If you check the sky, it’s likely you’re going to see some clouds, Jarman Leatherwood said.
“The Word is very clear that while we are saved by grace and we love the Lord, we are not exempt from dealing with stormy days,” said Leatherwood, pastor of House of Hope and Restoration Church in Huntsville, as he preached the convention sermon at the Alabama Baptist State Convention annual meeting Nov. 15.
He said Jesus told his followers in John 16:33 that those “clouds” would be there, and that truth is written in other places too.
But there’s also a call to persevere through those stormy trials, Leatherwood said, noting that Paul is an example of that.
“The Apostle Paul picks up his pen to parchment and he writes for us this beautiful novella,” he said, pointing to the 2023 convention theme Scripture, Philippians 3:13–14, which talks about pressing on toward the prize of the upward call of God in Jesus Christ. “When he writes this, he doesn’t write it in the palace, in the suburbs or on the beach. He writes this text from prison.”
But even so, Paul still has joy — he references joy 16 times in his letter to the Philippians, Leatherwood said. “Now we can learn from that because there are times when life happens to us and it seems our joy can be tampered with … but Paul says you can be on death row and still have joy.”
Dealing with trials
When we’re dealing with life’s trials, God still reigns, Leatherwood said. “Nations are going crazy, wars are raging, situations are bad, but God is still on the throne.”
He shared three things from the theme passage that he believes are necessary for Alabama Baptists to joyfully continue doing the work God has called them to do.
- Forget the past but not our purpose.
“There are times when it’s good to look back and pull a memory from your Rolodex and celebrate the goodness of what God has done,” Leatherwood said.
For example, when David fought Goliath, he recalled how God had given him strength to defeat a lion and a bear and knew that God could give him that strength again.
But there are other times when we recall the painful memories of the past and they cripple us, Leatherwood said. He challenged those who were listening to let those memories go and be faithful with the present opportunity.
- Faithfully strive to make forward progress.
Striving means to want something bad enough, to yearn for it, Leatherwood said. “It means to literally give yourself away.”
He told the story of a runner who dove over the finish line because he wanted to make it so badly.
One of the things those who have been in ministry for a while may ask themselves, he noted, is “do you even want it anymore?
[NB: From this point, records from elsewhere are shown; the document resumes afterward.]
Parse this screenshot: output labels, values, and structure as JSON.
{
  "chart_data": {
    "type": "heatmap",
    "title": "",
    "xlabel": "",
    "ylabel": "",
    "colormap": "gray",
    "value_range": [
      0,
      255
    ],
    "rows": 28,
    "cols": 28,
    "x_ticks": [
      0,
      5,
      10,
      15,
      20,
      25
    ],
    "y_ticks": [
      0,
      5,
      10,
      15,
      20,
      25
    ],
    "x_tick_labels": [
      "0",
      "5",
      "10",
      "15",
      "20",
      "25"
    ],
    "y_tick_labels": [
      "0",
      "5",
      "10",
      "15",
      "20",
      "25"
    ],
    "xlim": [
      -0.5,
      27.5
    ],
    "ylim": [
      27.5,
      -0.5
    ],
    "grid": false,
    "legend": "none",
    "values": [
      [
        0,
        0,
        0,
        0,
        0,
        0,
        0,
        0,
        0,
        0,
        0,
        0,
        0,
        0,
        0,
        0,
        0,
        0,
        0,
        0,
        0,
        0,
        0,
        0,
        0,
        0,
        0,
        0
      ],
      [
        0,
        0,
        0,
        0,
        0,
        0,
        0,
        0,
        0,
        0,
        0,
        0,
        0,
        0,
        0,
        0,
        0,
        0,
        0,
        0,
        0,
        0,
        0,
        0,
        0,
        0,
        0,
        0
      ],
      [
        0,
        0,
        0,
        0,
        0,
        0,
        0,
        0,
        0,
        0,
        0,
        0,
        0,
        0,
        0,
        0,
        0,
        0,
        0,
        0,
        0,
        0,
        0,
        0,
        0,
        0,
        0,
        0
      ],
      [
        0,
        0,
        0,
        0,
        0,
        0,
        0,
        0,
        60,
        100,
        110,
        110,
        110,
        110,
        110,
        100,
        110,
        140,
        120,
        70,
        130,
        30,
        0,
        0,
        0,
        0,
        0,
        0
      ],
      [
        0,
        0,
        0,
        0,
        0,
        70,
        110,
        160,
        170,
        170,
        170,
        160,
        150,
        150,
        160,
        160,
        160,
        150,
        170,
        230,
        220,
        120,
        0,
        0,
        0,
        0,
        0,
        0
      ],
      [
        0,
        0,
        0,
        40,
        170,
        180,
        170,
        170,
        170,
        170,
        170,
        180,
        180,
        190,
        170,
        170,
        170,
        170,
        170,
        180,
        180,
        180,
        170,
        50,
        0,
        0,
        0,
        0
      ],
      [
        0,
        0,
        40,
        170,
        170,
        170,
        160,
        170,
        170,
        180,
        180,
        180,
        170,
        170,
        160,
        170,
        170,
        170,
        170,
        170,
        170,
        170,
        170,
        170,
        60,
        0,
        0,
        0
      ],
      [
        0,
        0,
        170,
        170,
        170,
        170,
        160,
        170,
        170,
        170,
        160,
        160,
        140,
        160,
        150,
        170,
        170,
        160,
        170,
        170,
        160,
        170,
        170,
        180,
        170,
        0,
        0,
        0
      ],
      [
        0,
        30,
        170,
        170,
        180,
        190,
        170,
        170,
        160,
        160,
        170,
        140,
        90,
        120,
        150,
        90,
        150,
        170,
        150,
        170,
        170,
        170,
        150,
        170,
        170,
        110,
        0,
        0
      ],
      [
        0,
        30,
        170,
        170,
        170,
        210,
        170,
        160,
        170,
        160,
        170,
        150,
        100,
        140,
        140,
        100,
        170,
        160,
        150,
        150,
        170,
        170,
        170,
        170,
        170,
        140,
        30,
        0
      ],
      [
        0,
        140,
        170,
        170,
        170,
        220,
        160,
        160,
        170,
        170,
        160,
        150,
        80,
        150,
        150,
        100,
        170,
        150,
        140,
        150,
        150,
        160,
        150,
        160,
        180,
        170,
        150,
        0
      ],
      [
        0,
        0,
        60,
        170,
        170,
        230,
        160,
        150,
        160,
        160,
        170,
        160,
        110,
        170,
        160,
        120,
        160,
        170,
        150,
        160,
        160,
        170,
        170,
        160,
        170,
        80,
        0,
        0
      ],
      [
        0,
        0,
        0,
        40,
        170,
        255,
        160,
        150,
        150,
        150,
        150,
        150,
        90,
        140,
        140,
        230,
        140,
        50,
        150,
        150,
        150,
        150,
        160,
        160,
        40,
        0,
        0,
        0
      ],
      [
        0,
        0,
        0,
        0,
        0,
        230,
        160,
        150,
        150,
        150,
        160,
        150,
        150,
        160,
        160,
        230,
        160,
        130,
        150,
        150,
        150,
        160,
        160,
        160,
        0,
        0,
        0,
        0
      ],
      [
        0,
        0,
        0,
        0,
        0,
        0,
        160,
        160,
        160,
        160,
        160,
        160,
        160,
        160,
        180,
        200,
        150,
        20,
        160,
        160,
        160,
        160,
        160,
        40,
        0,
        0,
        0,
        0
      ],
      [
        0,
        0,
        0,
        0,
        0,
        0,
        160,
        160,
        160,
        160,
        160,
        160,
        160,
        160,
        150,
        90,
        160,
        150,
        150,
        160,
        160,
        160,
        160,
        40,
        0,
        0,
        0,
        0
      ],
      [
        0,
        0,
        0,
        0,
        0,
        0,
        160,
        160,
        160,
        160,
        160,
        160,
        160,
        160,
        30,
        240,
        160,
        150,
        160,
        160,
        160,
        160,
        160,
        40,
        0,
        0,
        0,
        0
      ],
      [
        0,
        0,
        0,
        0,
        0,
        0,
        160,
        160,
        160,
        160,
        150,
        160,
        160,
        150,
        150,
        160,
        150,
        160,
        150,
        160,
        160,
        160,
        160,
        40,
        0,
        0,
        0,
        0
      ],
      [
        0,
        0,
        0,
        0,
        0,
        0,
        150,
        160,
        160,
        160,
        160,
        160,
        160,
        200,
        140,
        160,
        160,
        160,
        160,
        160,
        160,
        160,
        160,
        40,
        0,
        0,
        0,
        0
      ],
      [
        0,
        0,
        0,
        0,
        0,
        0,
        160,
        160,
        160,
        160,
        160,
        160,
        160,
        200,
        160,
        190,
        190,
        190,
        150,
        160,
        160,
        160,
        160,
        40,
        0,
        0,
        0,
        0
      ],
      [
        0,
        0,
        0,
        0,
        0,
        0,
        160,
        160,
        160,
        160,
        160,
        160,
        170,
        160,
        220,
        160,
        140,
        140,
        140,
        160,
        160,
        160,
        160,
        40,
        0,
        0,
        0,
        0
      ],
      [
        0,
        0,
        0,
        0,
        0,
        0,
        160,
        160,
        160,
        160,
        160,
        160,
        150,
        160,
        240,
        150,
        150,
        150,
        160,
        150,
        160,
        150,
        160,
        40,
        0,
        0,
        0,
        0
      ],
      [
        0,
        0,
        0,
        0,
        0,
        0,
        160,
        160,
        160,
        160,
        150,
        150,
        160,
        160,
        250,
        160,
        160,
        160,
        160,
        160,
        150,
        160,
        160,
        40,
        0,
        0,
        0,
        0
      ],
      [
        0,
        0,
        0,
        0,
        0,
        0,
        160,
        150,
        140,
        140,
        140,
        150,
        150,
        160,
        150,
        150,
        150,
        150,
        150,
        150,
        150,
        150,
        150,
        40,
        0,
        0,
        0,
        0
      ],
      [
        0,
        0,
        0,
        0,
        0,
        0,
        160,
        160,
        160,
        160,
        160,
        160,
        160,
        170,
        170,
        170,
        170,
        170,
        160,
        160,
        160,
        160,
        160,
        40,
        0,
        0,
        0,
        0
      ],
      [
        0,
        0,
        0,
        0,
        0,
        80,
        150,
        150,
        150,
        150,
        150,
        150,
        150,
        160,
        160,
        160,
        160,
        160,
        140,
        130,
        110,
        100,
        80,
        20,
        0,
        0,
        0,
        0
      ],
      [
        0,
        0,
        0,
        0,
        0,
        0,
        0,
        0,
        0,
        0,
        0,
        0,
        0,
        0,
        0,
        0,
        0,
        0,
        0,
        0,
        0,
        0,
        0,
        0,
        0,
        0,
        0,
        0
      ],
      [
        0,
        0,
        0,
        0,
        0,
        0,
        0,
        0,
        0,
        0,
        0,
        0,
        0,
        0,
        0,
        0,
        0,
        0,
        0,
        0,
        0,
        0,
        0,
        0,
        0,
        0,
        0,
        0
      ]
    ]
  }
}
Are we trying to make forward progress?”
He said he prays that God “would shake us up and give us such a passion that we would yearn for the lost again, that we would yearn for the broken and the hungry.”
- Focus on the prize.
Passion for the lost, Leatherwood said, brings a laser-like focus on what is most important in the life of the believer.
“I want to know Christ, I want to know Him, I want to know the fellowship of His suffering,” he said. “I believe it’s possible for us to spend our whole life in church and never know Him.”
The ultimate prize is knowing Jesus Christ in His fullness, Leatherwood said.
“You know what makes me afraid? Succeeding at something God never told me to do,” he said. “Paul says to press toward the mark.”
That mark is knowing Jesus and taking Him to a dying world, Leatherwood said. “If we don’t finish the work He called us to, it’s possible some others won’t finish theirs. … I believe that it’s important and it’s necessary for God to set your soul on fire to make sure you do the best you can to go and finish the work He started.”